Wanda Diebolt, secrétaire générale de l’AUF, partage le respect du passé et la foi en l’avenir de la francophonie

De passage au Liban, Wanda Diebolt a participé à la 5e réunion des recteurs du Moyen-Orient et au lancement d’un nouveau projet d’insertion professionnelle pour les étudiants. Agrégée de lettres et énarque rigoureuse, elle croit en l’expansion de la francophonie grâce à ses valeurs.

Wanda Diebolt.

Caressant, au fil de ses responsabilités administratives, la bohème d’un passé qu’elle continue de visiter, Wanda Diebolt, actuelle secrétaire générale de l’Agence universitaire de la francophonie (AUF), de passage au Liban, insiste sur l’importance de « changer en respectant son passé ». Cette formule, elle la puise dans son expérience au sein du ministère de la Culture en France, où elle a notamment occupé le poste de sous-directrice de l’archéologie de 1992 à 1996, puis de directrice de l’architecture et du patrimoine de 2000 à 2003. Dans l’intervalle 1997-2000, elle a été administratrice générale du musée du Louvre.

Sauvegarder le passé
Ces diverses responsabilités, où Mme Diebolt a été en charge « de la sauvegarde ainsi que du financement de la restauration du patrimoine français », lui auront permis de cerner les nuances de la modernisation, inévitablement liée à l’histoire. « Il est très important de préserver les traces du passé, sans que cela ne véhicule une vision conservatrice ou passéiste », confie-t-elle à L’Orient-Le Jour. « Au contraire, le patrimoine est un élément très important dans le dynamisme économique d’une vie et d’un pays », ajoute-t-elle, en tentant de trancher le débat, toujours très vif au Liban, sur l’enjeu de conserver les anciennes demeures, plutôt que de donner libre cours à l’expansion imposante des nouvelles tours. Rappelant que « le paysage et la richesse du patrimoine sont un facteur d’attractivité économique très important pour un pays », Mme Diebolt estime en même temps que « la ville n’est pas figée et doit évoluer ». Ces deux considérations guident sa conclusion vers un juste milieu, qui sied parfaitement au terrain libanais, même si elle n’a « aucune intention de formuler un jugement sur ce pays au passé riche et fier ». Cette conclusion est celle d’éviter « la politique de la table rase, dévastatrice pour tous les habitants ». Mme Diebolt explique que « dans un monde qui change à une vitesse stupéfiante, l’homme a besoin de racines et de repères, d’où la nécessité de sécuriser les gens, à travers un cadre qui leur offre ce sentiment d’être liés au passé et d’être donc plus confiants pour l’avenir ».

La volonté et le travail
Une pareille confiance ressurgit de la sereine sobriété de ses propos, sous-tendant une « rigueur » de travail qu’elle a optimisée au moment de son agrégation de lettres classiques en 1974. « Même si, a priori, les études de latin et de grec n’ont rien à voir avec les préoccupations du monde d’aujourd’hui, elles sont une formidable préparation pour une carrière ancrée dans la réalité contemporaine », grâce à la solide culture générale qu’elles offrent, affirme-t-elle. C’est d’ailleurs « sur cette base que j’ai pu préparer et réussir le concours de l’École nationale d’administration » (1981-1983), ajoute-t-elle, qualifiant cette expérience de « difficile, mais faisable », sur un ton qui loue « la volonté et le travail ». Là aussi, elle envoie un petit clin d’œil à la jeunesse libanaise, qu’elle encourage à se présenter pour l’ENA, « garantie d’une fonction publique solide, intègre et performante ». En réponse à L’OLJ, elle évoque « la possibilité de partenariats intéressants entre les universités libanaises et l’ENA, cette dernière étant d’ailleurs un membre associé de l’AUF ».
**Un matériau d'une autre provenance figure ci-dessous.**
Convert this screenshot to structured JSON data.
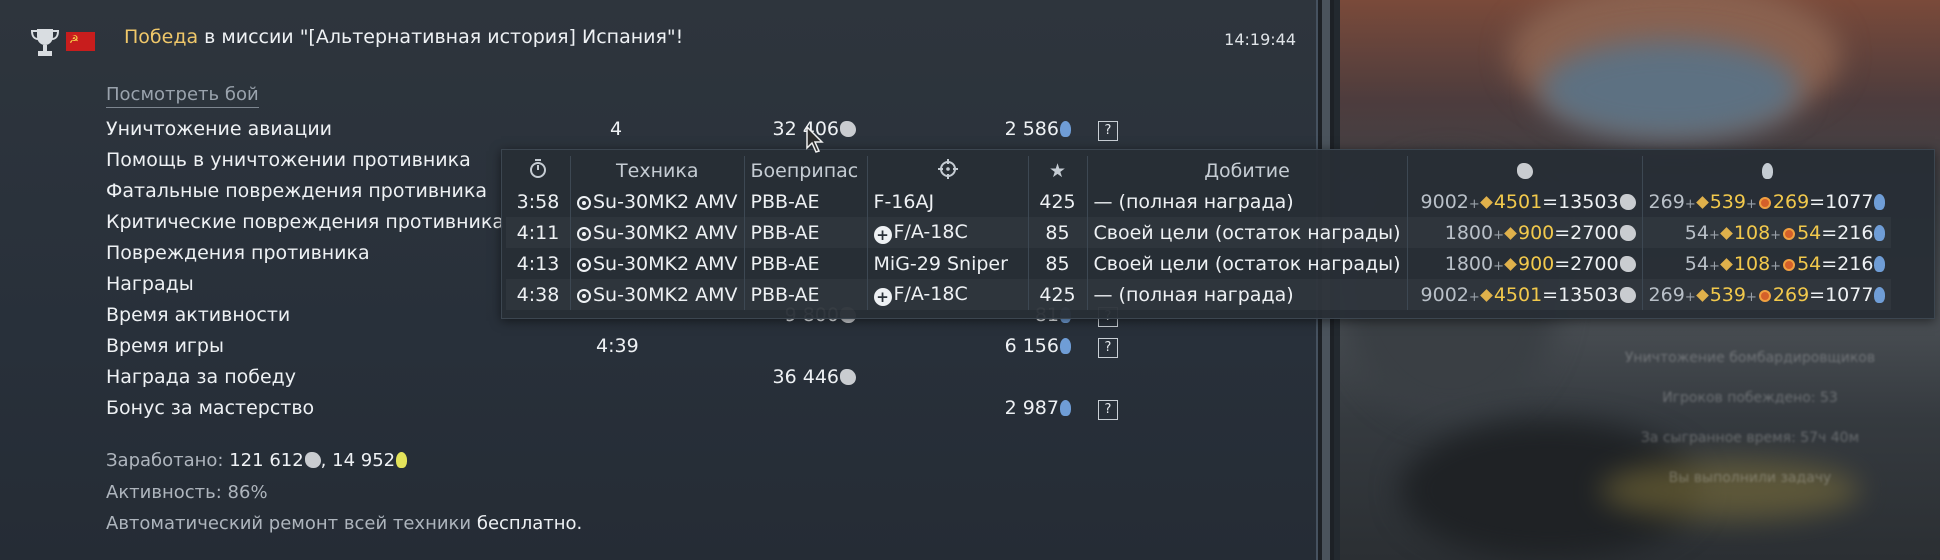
{
  "header": {
    "title_highlight": "Победа",
    "title_rest": " в миссии \"[Альтернативная история] Испания\"!",
    "time": "14:19:44"
  },
  "view_battle": "Посмотреть бой",
  "stats": [
    {
      "label": "Уничтожение авиации",
      "count": "4",
      "lions": "32 406",
      "rp": "2 586"
    },
    {
      "label": "Помощь в уничтожении противника",
      "count": "",
      "lions": "",
      "rp": ""
    },
    {
      "label": "Фатальные повреждения противника",
      "count": "",
      "lions": "",
      "rp": ""
    },
    {
      "label": "Критические повреждения противника",
      "count": "",
      "lions": "",
      "rp": ""
    },
    {
      "label": "Повреждения противника",
      "count": "",
      "lions": "",
      "rp": ""
    },
    {
      "label": "Награды",
      "count": "",
      "lions": "",
      "rp": ""
    },
    {
      "label": "Время активности",
      "count": "",
      "lions": "9 800",
      "rp": "81"
    },
    {
      "label": "Время игры",
      "count": "4:39",
      "lions": "",
      "rp": "6 156"
    },
    {
      "label": "Награда за победу",
      "count": "",
      "lions": "36 446",
      "rp": ""
    },
    {
      "label": "Бонус за мастерство",
      "count": "",
      "lions": "",
      "rp": "2 987"
    }
  ],
  "help_label": "?",
  "summary": {
    "earned_label": "Заработано: ",
    "earned_lions": "121 612",
    "earned_sep": ", ",
    "earned_rp": "14 952",
    "activity_label": "Активность: ",
    "activity_value": "86%",
    "repair_label": "Автоматический ремонт всей техники ",
    "repair_value": "бесплатно."
  },
  "tooltip": {
    "headers": {
      "vehicle": "Техника",
      "ammo": "Боеприпас",
      "finish": "Добитие"
    },
    "rows": [
      {
        "time": "3:58",
        "vehicle": "Su-30MK2 AMV",
        "ammo": "PBB-AE",
        "target": "F-16AJ",
        "target_icon": "",
        "stars": "425",
        "finish": "— (полная награда)",
        "l_base": "9002",
        "l_bonus": "4501",
        "l_total": "=13503",
        "r_base": "269",
        "r_bonus1": "539",
        "r_bonus2": "269",
        "r_total": "=1077"
      },
      {
        "time": "4:11",
        "vehicle": "Su-30MK2 AMV",
        "ammo": "PBB-AE",
        "target": "F/A-18C",
        "target_icon": "cross",
        "stars": "85",
        "finish": "Своей цели (остаток награды)",
        "l_base": "1800",
        "l_bonus": "900",
        "l_total": "=2700",
        "r_base": "54",
        "r_bonus1": "108",
        "r_bonus2": "54",
        "r_total": "=216"
      },
      {
        "time": "4:13",
        "vehicle": "Su-30MK2 AMV",
        "ammo": "PBB-AE",
        "target": "MiG-29 Sniper",
        "target_icon": "",
        "stars": "85",
        "finish": "Своей цели (остаток награды)",
        "l_base": "1800",
        "l_bonus": "900",
        "l_total": "=2700",
        "r_base": "54",
        "r_bonus1": "108",
        "r_bonus2": "54",
        "r_total": "=216"
      },
      {
        "time": "4:38",
        "vehicle": "Su-30MK2 AMV",
        "ammo": "PBB-AE",
        "target": "F/A-18C",
        "target_icon": "cross",
        "stars": "425",
        "finish": "— (полная награда)",
        "l_base": "9002",
        "l_bonus": "4501",
        "l_total": "=13503",
        "r_base": "269",
        "r_bonus1": "539",
        "r_bonus2": "269",
        "r_total": "=1077"
      }
    ]
  },
  "background_text": [
    "Уничтожение бомбардировщиков",
    "Игроков побеждено: 53",
    "За сыгранное время: 57ч 40м",
    "Вы выполнили задачу"
  ],
  "colors": {
    "accent_gold": "#f0c86a",
    "panel": "#2a3139",
    "rp_blue": "#6f9dd6"
  }
}
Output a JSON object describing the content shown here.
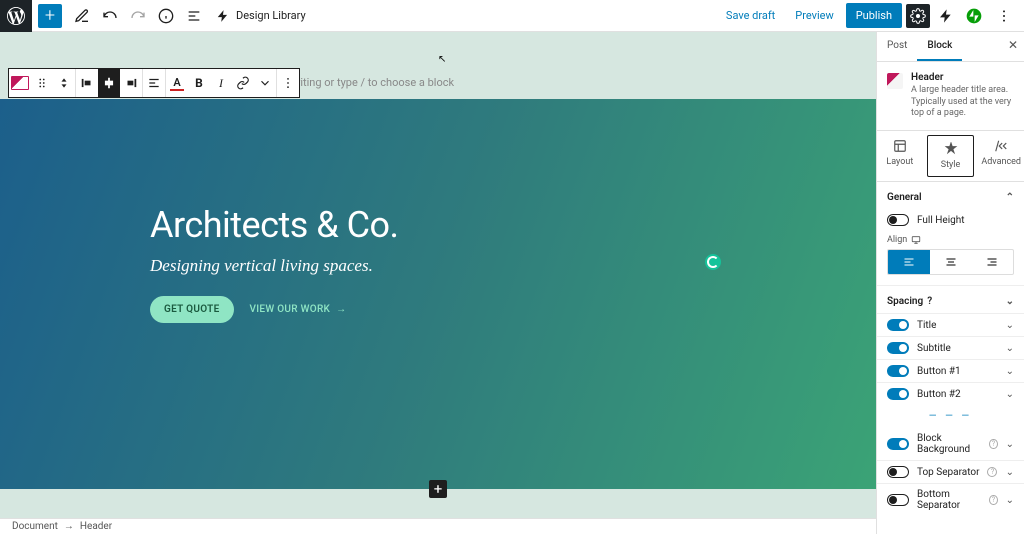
{
  "toolbar": {
    "design_library": "Design Library",
    "save_draft": "Save draft",
    "preview": "Preview",
    "publish": "Publish"
  },
  "canvas": {
    "placeholder": "t writing or type / to choose a block",
    "header": {
      "title": "Architects & Co.",
      "subtitle": "Designing vertical living spaces.",
      "btn1": "GET QUOTE",
      "btn2": "VIEW OUR WORK",
      "btn2_arrow": "→"
    }
  },
  "breadcrumb": {
    "doc": "Document",
    "arrow": "→",
    "block": "Header"
  },
  "sidebar": {
    "tabs": {
      "post": "Post",
      "block": "Block"
    },
    "card": {
      "title": "Header",
      "desc": "A large header title area. Typically used at the very top of a page."
    },
    "panels": {
      "layout": "Layout",
      "style": "Style",
      "advanced": "Advanced"
    },
    "general": {
      "title": "General",
      "full_height": "Full Height",
      "align": "Align"
    },
    "spacing": "Spacing",
    "rows": {
      "title": "Title",
      "subtitle": "Subtitle",
      "button1": "Button #1",
      "button2": "Button #2",
      "block_bg": "Block Background",
      "top_sep": "Top Separator",
      "bottom_sep": "Bottom Separator"
    }
  }
}
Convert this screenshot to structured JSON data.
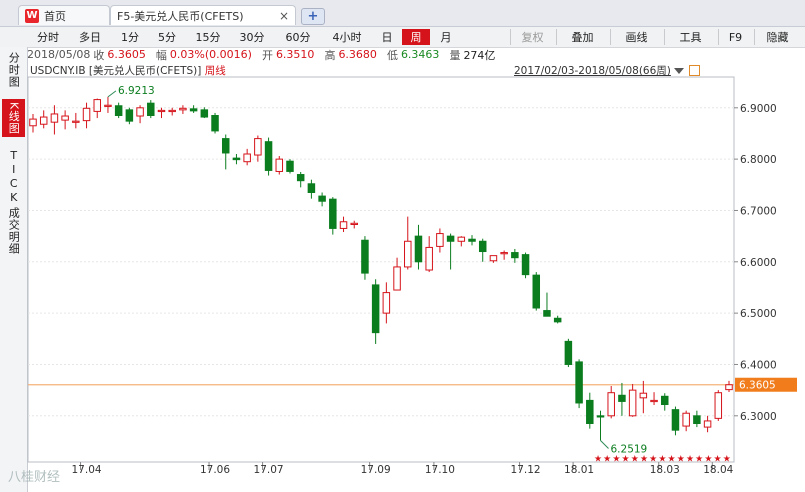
{
  "tabs": {
    "home_label": "首页",
    "active_label": "F5-美元兑人民币(CFETS)",
    "close_glyph": "×",
    "add_glyph": "+"
  },
  "toolbar": {
    "periods": [
      "分时",
      "多日",
      "1分",
      "5分",
      "15分",
      "30分",
      "60分",
      "4小时",
      "日",
      "周",
      "月"
    ],
    "active_period": "周",
    "restore_label": "复权",
    "overlay_label": "叠加",
    "drawline_label": "画线",
    "tools_label": "工具",
    "f9_label": "F9",
    "hide_label": "隐藏"
  },
  "info": {
    "date": "2018/05/08",
    "close_label": "收",
    "close": "6.3605",
    "change_label": "幅",
    "change": "0.03%(0.0016)",
    "open_label": "开",
    "open": "6.3510",
    "high_label": "高",
    "high": "6.3680",
    "low_label": "低",
    "low": "6.3463",
    "volume_label": "量",
    "volume": "274亿"
  },
  "sidebar": {
    "items": [
      "分时图",
      "K线图",
      "TICK",
      "成交明细"
    ],
    "active": "K线图"
  },
  "chart_title": {
    "code": "USDCNY.IB",
    "name": "[美元兑人民币(CFETS)]",
    "period": "周线"
  },
  "range_label": "2017/02/03-2018/05/08(66周)",
  "watermark": "八桂财经",
  "colors": {
    "up": "#d5131a",
    "down": "#0b7d1f",
    "current_line": "#f4b27a",
    "current_tag": "#f07c1c",
    "grid": "#e6e6e6"
  },
  "chart_data": {
    "type": "candlestick",
    "title": "USDCNY.IB [美元兑人民币(CFETS)] 周线",
    "ylim": [
      6.21,
      6.96
    ],
    "y_ticks": [
      "6.9000",
      "6.8000",
      "6.7000",
      "6.6000",
      "6.5000",
      "6.4000",
      "6.3000"
    ],
    "x_ticks": [
      "17.04",
      "17.06",
      "17.07",
      "17.09",
      "17.10",
      "17.12",
      "18.01",
      "18.03",
      "18.04"
    ],
    "current_price": "6.3605",
    "annotations": [
      {
        "label": "6.9213",
        "value": 6.9213
      },
      {
        "label": "6.2519",
        "value": 6.2519
      }
    ],
    "candles": [
      {
        "o": 6.865,
        "h": 6.888,
        "l": 6.852,
        "c": 6.878
      },
      {
        "o": 6.868,
        "h": 6.895,
        "l": 6.86,
        "c": 6.882
      },
      {
        "o": 6.872,
        "h": 6.905,
        "l": 6.848,
        "c": 6.888
      },
      {
        "o": 6.876,
        "h": 6.895,
        "l": 6.858,
        "c": 6.884
      },
      {
        "o": 6.872,
        "h": 6.89,
        "l": 6.86,
        "c": 6.874
      },
      {
        "o": 6.875,
        "h": 6.91,
        "l": 6.86,
        "c": 6.899
      },
      {
        "o": 6.893,
        "h": 6.918,
        "l": 6.88,
        "c": 6.916
      },
      {
        "o": 6.905,
        "h": 6.9213,
        "l": 6.89,
        "c": 6.905
      },
      {
        "o": 6.904,
        "h": 6.91,
        "l": 6.88,
        "c": 6.885
      },
      {
        "o": 6.896,
        "h": 6.9,
        "l": 6.868,
        "c": 6.874
      },
      {
        "o": 6.884,
        "h": 6.905,
        "l": 6.87,
        "c": 6.9
      },
      {
        "o": 6.909,
        "h": 6.915,
        "l": 6.88,
        "c": 6.885
      },
      {
        "o": 6.893,
        "h": 6.9,
        "l": 6.88,
        "c": 6.895
      },
      {
        "o": 6.893,
        "h": 6.9,
        "l": 6.885,
        "c": 6.895
      },
      {
        "o": 6.896,
        "h": 6.905,
        "l": 6.888,
        "c": 6.899
      },
      {
        "o": 6.898,
        "h": 6.905,
        "l": 6.89,
        "c": 6.894
      },
      {
        "o": 6.896,
        "h": 6.901,
        "l": 6.88,
        "c": 6.882
      },
      {
        "o": 6.885,
        "h": 6.89,
        "l": 6.85,
        "c": 6.855
      },
      {
        "o": 6.84,
        "h": 6.848,
        "l": 6.78,
        "c": 6.812
      },
      {
        "o": 6.802,
        "h": 6.81,
        "l": 6.79,
        "c": 6.799
      },
      {
        "o": 6.795,
        "h": 6.82,
        "l": 6.788,
        "c": 6.81
      },
      {
        "o": 6.808,
        "h": 6.846,
        "l": 6.795,
        "c": 6.84
      },
      {
        "o": 6.834,
        "h": 6.842,
        "l": 6.768,
        "c": 6.778
      },
      {
        "o": 6.776,
        "h": 6.806,
        "l": 6.77,
        "c": 6.8
      },
      {
        "o": 6.796,
        "h": 6.8,
        "l": 6.772,
        "c": 6.776
      },
      {
        "o": 6.77,
        "h": 6.775,
        "l": 6.745,
        "c": 6.758
      },
      {
        "o": 6.752,
        "h": 6.76,
        "l": 6.723,
        "c": 6.735
      },
      {
        "o": 6.728,
        "h": 6.735,
        "l": 6.708,
        "c": 6.718
      },
      {
        "o": 6.722,
        "h": 6.726,
        "l": 6.653,
        "c": 6.665
      },
      {
        "o": 6.665,
        "h": 6.688,
        "l": 6.658,
        "c": 6.678
      },
      {
        "o": 6.675,
        "h": 6.68,
        "l": 6.665,
        "c": 6.675
      },
      {
        "o": 6.642,
        "h": 6.65,
        "l": 6.565,
        "c": 6.578
      },
      {
        "o": 6.555,
        "h": 6.566,
        "l": 6.44,
        "c": 6.462
      },
      {
        "o": 6.5,
        "h": 6.56,
        "l": 6.48,
        "c": 6.54
      },
      {
        "o": 6.545,
        "h": 6.608,
        "l": 6.545,
        "c": 6.59
      },
      {
        "o": 6.59,
        "h": 6.688,
        "l": 6.585,
        "c": 6.64
      },
      {
        "o": 6.65,
        "h": 6.672,
        "l": 6.585,
        "c": 6.6
      },
      {
        "o": 6.584,
        "h": 6.65,
        "l": 6.58,
        "c": 6.628
      },
      {
        "o": 6.63,
        "h": 6.665,
        "l": 6.618,
        "c": 6.655
      },
      {
        "o": 6.65,
        "h": 6.655,
        "l": 6.585,
        "c": 6.64
      },
      {
        "o": 6.64,
        "h": 6.65,
        "l": 6.63,
        "c": 6.648
      },
      {
        "o": 6.644,
        "h": 6.652,
        "l": 6.632,
        "c": 6.64
      },
      {
        "o": 6.64,
        "h": 6.645,
        "l": 6.6,
        "c": 6.62
      },
      {
        "o": 6.602,
        "h": 6.612,
        "l": 6.598,
        "c": 6.612
      },
      {
        "o": 6.616,
        "h": 6.622,
        "l": 6.604,
        "c": 6.618
      },
      {
        "o": 6.618,
        "h": 6.625,
        "l": 6.598,
        "c": 6.608
      },
      {
        "o": 6.614,
        "h": 6.618,
        "l": 6.568,
        "c": 6.575
      },
      {
        "o": 6.574,
        "h": 6.58,
        "l": 6.505,
        "c": 6.51
      },
      {
        "o": 6.505,
        "h": 6.54,
        "l": 6.494,
        "c": 6.494
      },
      {
        "o": 6.49,
        "h": 6.495,
        "l": 6.48,
        "c": 6.483
      },
      {
        "o": 6.445,
        "h": 6.45,
        "l": 6.395,
        "c": 6.4
      },
      {
        "o": 6.405,
        "h": 6.41,
        "l": 6.315,
        "c": 6.325
      },
      {
        "o": 6.33,
        "h": 6.345,
        "l": 6.275,
        "c": 6.285
      },
      {
        "o": 6.3,
        "h": 6.31,
        "l": 6.2519,
        "c": 6.298
      },
      {
        "o": 6.3,
        "h": 6.358,
        "l": 6.295,
        "c": 6.345
      },
      {
        "o": 6.34,
        "h": 6.364,
        "l": 6.3,
        "c": 6.328
      },
      {
        "o": 6.3,
        "h": 6.362,
        "l": 6.298,
        "c": 6.35
      },
      {
        "o": 6.335,
        "h": 6.368,
        "l": 6.305,
        "c": 6.344
      },
      {
        "o": 6.33,
        "h": 6.346,
        "l": 6.321,
        "c": 6.33
      },
      {
        "o": 6.338,
        "h": 6.344,
        "l": 6.31,
        "c": 6.322
      },
      {
        "o": 6.312,
        "h": 6.318,
        "l": 6.262,
        "c": 6.272
      },
      {
        "o": 6.28,
        "h": 6.31,
        "l": 6.27,
        "c": 6.305
      },
      {
        "o": 6.3,
        "h": 6.31,
        "l": 6.278,
        "c": 6.285
      },
      {
        "o": 6.278,
        "h": 6.3,
        "l": 6.268,
        "c": 6.29
      },
      {
        "o": 6.295,
        "h": 6.35,
        "l": 6.29,
        "c": 6.345
      },
      {
        "o": 6.351,
        "h": 6.368,
        "l": 6.3463,
        "c": 6.3605
      }
    ]
  }
}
L’AUF et « la force » académique
Forte d’un rationalisme fécond, à travers lequel elle valorise, dans un éclatant paradoxe, sa sensibilité aux mots et son rapport enluminé à l’évolution, Mme Diebolt dédie désormais toute son expérience à l’AUF, dont le réseau international relie actuellement 774 établissements universitaires dans 91 pays. Cette association, qui est également l’opérateur de la francophonie depuis 1989, propose plusieurs programmes de coopération visant notamment à soutenir la recherche et l’enseignement supérieur en français. Dans ce cadre, elle met l’accent sur « cette belle force » que dégagent les enseignants, chercheurs et étudiants. C’est une dynamique qui permet de « dépasser toute forme de consternation », régionale ou autre, estime-t-elle, écartant la possibilité que les révolutions arabes freinent l’avancement de la francophonie. « La beauté du milieu universitaire, tel que le soutient l’AUF, provient de la mise en contact de scientifiques, qui dépassent certaines difficultés et changements et continuent à travailler ensemble dans un esprit de paix et de quiétude ».

La Confremo
Un exemple de cette assiduité silencieuse, la Confremo, ou Conférence des recteurs de la région du Moyen-Orient, créée en 2007 à Alep en Syrie, dans le but de « promouvoir, au niveau régional, le débat, la réflexion et l’action dans l’enseignement supérieur ». Cette conférence est formée actuellement de 43 recteurs et directeurs d’université issus de douze pays du Moyen-Orient et membres de l’AUF. La visite de deux jours de Mme Diebolt à Beyrouth lui a permis de prendre part à la 5e rencontre de la Confremo, qui a prévu plusieurs conférences et tables rondes pour débattre de gouvernance et de pédagogie universitaire.

Nouveau projet Tempus
Cette rencontre a coïncidé par ailleurs avec le lancement du nouveau projet Tempus, qui vise cette fois l’Orientation et l’insertion professionnelle dans les universités du Liban, d’Égypte et de Syrie (Oipules). Soutenu par la Confremo, ce projet est financé par l’Union européenne à hauteur de 1,205 million d’euros, et profite aux principales universités francophones du Liban. Encadré par l’AUF, il bénéficie du partenariat de trois prestigieuses universités européennes, de Poitiers, du Portugal et de Roumanie, qui partageront leur expérience en matière d’insertion professionnelle des étudiants. « La coopération scientifique francophone est au cœur de nos activités », résume Mme Diebolt, qui qualifie de « parfaitement normal » le lancement d’un nouveau projet, dans un contexte régional critique, puisqu’il tente de rapprocher les étudiants de la réalité, professionnelle et sociale. « Plusieurs professeurs sont d’ailleurs venus de Syrie pour prendre part à la réunion de la Confremo », ajoute-t-elle, soulignant en outre l’émergence de nouveaux pays partenaires de la francophonie dans le monde, comme le Yémen, la Chine et le Brésil.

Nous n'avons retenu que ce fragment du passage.